Le dérèglement climatique inquiétude majeure
Plus précisément, à la question « Dans le contexte actuel, quels sujets constituent une source d’inquiétude pour votre exploitation ? », ils sont un exploitant sur cinq à citer d’abord « le dérèglement climatique et ses conséquences » (21 %), devant « les lois et normes encadrant mes pratiques » (19 %) et « l’augmentation des coûts, des charges, des prix d’achat » (18 %).
Alors que le plan Ecophyto avait été mis sur pause par le Premier ministre, le collectif tient à montrer que ce n’est pas la première préoccupation des agriculteurs : « Seulement 4 % des agriculteurs ont cité « l'interdiction et la réduction de l’usage des phytos, des produits de traitements » parmi leurs sources d’inquiétude », expose Mathieu Courgeau, agriculteur en Vendée et coprésident du collectif Nourrir. De quoi torde le cou à l’idée selon laquelle les agriculteurs ne sont pas prêts à modifier leurs pratiques, défend le collectif.
Renouvellement des générations
Si le tableau est sombre sur l’ampleur des inquiétudes du monde agricole, il n’est pas tout noir. « Au mois de novembre, deux tiers des répondants encourageraient un proche à devenir agriculteur, il y a surtout l’envie que les choses changent ! » observe Mathieu Courgeau. Le renouvellement des générations étant l’un des enjeux majeurs du secteur, le collectif déplore un manque d’ambition du projet de loi d’orientation agricole (PLOA). Le manque de perspective d’avenir (problèmes de succession, absence de repreneurs, baisse du nombre d’agriculteurs) arrive en cinquième préoccupation à 12 % derrière le manque de considération (19 %) et devant les conditions de travail (6 %).

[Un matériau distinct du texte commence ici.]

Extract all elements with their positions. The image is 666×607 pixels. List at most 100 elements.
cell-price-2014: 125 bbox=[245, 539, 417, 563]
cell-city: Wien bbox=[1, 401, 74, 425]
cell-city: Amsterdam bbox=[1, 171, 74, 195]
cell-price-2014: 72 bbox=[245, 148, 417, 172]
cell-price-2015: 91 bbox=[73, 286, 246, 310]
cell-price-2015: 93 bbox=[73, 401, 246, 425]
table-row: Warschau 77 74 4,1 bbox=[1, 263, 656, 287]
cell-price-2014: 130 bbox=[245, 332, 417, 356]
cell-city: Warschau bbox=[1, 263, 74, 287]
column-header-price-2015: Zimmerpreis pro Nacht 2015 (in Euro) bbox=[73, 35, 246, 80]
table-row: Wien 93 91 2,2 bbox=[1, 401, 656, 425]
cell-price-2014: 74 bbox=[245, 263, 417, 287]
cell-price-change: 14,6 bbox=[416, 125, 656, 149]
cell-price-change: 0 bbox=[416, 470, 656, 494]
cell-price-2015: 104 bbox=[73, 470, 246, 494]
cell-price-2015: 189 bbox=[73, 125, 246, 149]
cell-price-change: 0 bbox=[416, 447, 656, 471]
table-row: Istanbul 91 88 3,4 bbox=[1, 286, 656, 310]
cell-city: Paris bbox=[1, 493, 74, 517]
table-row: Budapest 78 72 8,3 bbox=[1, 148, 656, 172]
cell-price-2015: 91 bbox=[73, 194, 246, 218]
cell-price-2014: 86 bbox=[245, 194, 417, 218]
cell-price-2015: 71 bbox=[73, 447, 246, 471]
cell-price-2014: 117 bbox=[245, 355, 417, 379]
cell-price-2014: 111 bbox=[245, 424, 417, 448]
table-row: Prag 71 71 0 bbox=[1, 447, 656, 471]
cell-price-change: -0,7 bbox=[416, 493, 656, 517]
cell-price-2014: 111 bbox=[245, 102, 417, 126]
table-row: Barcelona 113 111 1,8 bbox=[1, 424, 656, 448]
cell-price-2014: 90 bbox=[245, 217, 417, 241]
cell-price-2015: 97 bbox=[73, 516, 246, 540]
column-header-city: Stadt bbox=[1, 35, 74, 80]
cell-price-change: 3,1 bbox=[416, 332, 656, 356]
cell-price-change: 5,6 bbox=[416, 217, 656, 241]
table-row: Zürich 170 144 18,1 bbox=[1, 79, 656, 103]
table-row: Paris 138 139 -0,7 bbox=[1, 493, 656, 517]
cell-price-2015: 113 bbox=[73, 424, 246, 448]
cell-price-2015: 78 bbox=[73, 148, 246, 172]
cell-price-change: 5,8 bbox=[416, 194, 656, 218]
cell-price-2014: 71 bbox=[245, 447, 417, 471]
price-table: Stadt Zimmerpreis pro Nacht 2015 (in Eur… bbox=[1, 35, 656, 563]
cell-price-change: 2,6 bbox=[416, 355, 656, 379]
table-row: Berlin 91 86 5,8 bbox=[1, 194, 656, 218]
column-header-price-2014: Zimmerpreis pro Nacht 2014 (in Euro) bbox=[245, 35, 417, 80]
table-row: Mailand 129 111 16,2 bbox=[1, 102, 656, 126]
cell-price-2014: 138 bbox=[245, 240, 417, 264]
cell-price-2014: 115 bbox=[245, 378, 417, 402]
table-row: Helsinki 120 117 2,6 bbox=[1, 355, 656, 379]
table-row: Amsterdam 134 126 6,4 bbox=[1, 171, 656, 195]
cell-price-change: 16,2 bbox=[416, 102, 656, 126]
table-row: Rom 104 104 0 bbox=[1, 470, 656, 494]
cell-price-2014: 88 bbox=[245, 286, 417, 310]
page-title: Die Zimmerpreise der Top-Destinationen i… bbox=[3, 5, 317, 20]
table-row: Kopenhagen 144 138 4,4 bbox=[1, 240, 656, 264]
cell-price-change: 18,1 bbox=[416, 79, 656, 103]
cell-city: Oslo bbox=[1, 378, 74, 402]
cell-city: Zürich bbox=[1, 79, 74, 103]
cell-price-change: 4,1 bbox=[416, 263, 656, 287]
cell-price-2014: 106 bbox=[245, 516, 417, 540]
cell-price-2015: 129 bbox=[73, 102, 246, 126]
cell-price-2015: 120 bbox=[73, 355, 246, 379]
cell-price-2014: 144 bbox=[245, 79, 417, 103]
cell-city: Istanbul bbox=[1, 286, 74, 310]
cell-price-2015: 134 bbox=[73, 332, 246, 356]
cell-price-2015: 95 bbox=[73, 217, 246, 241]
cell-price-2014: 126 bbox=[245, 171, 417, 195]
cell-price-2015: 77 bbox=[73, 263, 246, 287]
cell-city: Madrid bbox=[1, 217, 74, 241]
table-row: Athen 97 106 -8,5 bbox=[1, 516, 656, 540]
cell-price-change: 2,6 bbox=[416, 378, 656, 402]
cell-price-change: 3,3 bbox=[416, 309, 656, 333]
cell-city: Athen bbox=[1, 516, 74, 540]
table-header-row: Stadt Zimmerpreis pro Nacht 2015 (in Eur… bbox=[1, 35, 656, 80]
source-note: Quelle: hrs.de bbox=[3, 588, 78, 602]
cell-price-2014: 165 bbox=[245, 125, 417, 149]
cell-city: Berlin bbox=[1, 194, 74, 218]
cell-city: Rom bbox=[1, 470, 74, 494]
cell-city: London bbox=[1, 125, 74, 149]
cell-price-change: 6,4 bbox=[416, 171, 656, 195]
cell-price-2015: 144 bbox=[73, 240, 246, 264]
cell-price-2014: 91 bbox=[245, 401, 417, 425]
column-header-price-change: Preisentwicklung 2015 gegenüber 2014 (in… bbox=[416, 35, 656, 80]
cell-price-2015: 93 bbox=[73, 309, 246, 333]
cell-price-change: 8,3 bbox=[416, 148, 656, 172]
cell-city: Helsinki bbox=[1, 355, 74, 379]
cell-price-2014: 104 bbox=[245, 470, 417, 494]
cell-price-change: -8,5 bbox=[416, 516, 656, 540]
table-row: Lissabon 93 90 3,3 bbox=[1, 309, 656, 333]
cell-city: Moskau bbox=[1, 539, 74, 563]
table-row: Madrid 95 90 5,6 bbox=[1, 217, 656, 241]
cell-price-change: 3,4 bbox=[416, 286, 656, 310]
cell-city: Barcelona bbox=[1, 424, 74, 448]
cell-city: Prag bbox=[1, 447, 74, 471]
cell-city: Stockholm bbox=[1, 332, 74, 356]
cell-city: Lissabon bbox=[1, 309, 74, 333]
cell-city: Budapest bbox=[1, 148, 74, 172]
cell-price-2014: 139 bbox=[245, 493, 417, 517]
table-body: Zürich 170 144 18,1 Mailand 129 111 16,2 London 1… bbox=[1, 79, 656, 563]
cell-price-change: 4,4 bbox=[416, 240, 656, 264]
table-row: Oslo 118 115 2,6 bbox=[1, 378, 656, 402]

Le collectif, qui regroupe 54 organisations et milite pour une refonte du système agricole et alimentaire, lance donc une campagne « Avec ou sans paysans » pour sensibiliser les citoyens et les mobiliser dans le processus de la loi, explique Clotilde Bato, coprésidente du collectif. « Le PLOA a lieu en moyenne que tous les 10 ans, c’est une occasion unique pour nous de se mobiliser ». L’objectif est d’inscrire le principe international de souveraineté alimentaire dans le PLOA. La définition de l’ONU défend une souveraineté « basée sur les droits des paysans » face aux entreprises privés et aux logiques de marché, soutien Clotilde Bato.
Le collectif espère aussi mettre le sujet de l’installation de nouveaux agriculteurs sur le devant de la scène.
Auparavant, près de la moitié des agriculteurs s’installaient directement après leurs études. Actuellement, les nouveaux installés (moins de dix ans) sont seulement un tiers à ne pas avoir exercé une autre activité professionnelle avant. Parmi ces derniers, ils sont plus de la moitié à n’avoir jamais exercé une activité agricole. « C’est important d’adapter l’accompagnement des nouveaux paysans », plaide Florent Sebban, exploitant en Essonne et porte-parole des Amap. L’agriculteur craint que la mise en place d’un guichet unique d’installation ne garantisse pas « la pluralité des installations » et « donne les clés de l’agriculture d’hier pour s’installer demain ».